If you’ve used a selection of different game recorders in the past, you may have noticed that there are a multiple different ways that they can capture your gaming exploits. Some recorders just use one of them, while others will let you select from a few.
No Frills Recording
At the most basic level, they may just have a screen capture mode that simply captures whatever is displayed on the screen. For ease of use and reliability, this is great because it just works.
But this comes at the cost of the peak performance that it can achieve – while good, it may not be great for the latest triple A releases that are sucking up every last resource that your PC has. When every frame can count, that is not ideal.
As an extension of screen capture mode, region capture mode doesn’t really do anything different except all a pre-selected region of the screen is recorded instead of the whole thing.
And window capture mode also works in much the same way but just captures from a specific window instead ofthe fullscreen or a region. Sometimes the window can be selected by simply clicking on it and a frame will snap to the outside edge of the window. Other times the window needs to be selected from a list of all of the applications that are currently running and then Windows works out what part of the screen to capture.
While the capture modes mentioned so far are very easy to use, for maximum performance, more sophisticated methods of capturing are required.
High Performance Recording
How exactly game capture modes work can vary from game recorder to game recorder but the general idea is that they are able to capture directly from the game’s processes by injecting themselves into these processes.
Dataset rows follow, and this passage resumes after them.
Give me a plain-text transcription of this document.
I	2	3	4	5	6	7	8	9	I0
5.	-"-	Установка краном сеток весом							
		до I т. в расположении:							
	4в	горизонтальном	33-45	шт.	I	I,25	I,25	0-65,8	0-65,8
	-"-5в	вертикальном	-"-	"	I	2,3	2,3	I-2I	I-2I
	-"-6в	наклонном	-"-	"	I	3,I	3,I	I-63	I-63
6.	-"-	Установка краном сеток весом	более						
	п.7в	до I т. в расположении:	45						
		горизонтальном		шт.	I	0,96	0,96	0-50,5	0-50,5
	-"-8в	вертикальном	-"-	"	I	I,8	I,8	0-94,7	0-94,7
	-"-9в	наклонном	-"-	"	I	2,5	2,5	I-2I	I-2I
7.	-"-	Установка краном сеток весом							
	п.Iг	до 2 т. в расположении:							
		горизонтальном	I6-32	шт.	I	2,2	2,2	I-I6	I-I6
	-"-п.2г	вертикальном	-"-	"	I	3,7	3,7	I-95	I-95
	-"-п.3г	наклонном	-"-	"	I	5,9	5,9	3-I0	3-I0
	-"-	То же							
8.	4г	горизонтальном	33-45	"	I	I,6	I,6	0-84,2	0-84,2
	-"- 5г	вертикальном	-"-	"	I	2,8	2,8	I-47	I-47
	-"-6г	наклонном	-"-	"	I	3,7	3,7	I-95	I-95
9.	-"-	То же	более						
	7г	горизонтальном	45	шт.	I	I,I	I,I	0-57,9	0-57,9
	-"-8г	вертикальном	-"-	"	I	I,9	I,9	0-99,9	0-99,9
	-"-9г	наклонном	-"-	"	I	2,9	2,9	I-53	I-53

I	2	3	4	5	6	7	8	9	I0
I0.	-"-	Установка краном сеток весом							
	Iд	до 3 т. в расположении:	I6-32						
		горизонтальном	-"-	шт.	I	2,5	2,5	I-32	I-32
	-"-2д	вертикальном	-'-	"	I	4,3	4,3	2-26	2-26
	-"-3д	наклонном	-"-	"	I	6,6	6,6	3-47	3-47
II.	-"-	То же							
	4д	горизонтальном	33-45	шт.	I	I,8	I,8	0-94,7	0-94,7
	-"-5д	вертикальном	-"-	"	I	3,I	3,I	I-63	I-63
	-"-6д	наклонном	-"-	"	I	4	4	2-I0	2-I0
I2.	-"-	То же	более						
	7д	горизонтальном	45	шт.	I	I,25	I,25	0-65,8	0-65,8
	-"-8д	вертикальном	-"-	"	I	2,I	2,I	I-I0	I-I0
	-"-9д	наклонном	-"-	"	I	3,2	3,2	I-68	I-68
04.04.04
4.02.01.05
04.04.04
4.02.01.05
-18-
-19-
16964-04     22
In other words, they capture the image at its very source instead of waiting for it to be passed through a series of other process until it finally reaches the screen. This ensures that the record is able to squeeze every last drop of performance out of the game and the saved videos should look great.
However, this is far more complicated to get right than screen recording because the recorder has to know exactly what processes it is supposed to capturing from.
Some recorders require you to launch the game that you want to record and then select it from a list of applications that it sees are running, much like how window capture mode works for some recorders. While this tends to be fairly reliable, its a bit of a hassle, especially if you like to record a variety of different games. and need to keep changing your settings.
So, to save you some bother, other game recorders watch for gaming process that are running (typically ones that involve a graphics API such as DirectX) and when they identify that one of those is the active window an overlay or HUD of some sort will be available to allow you to record to your hearts content.
But automatically detecting the game like this isn’t perfect. Support will usually be limited to games that are using specific versions of DirectX (usually 9 and newer), OpenGL or Vulkan. And sometimes games that are using these technologies still may not be detected. Or occasionally the game recorder may even detect a non-game app that is using similar process to games (for FBX we try to keep this to a minimum by telling FBX to ignore apps that we know can be incorrectly detected).
What does FBX do?
Since automatically detecting games and then recording directly from them is generally a pretty great way to go about recording games because it not only provides the best performance possible but is also easy to setup, it should come as no surprise that that is exactly what FBX does.
It really is that simple. Just launch your game while FBX is running and when the overlay appears, hit the record hotkey to start capturing the action.
That being said, game capture mode is not always the answer. And with that in mind, we’re hard at work adding a screen capture mode to FBX as an alternative way to record. Armed with both of these capture modes, there should be nothing that you can’t record!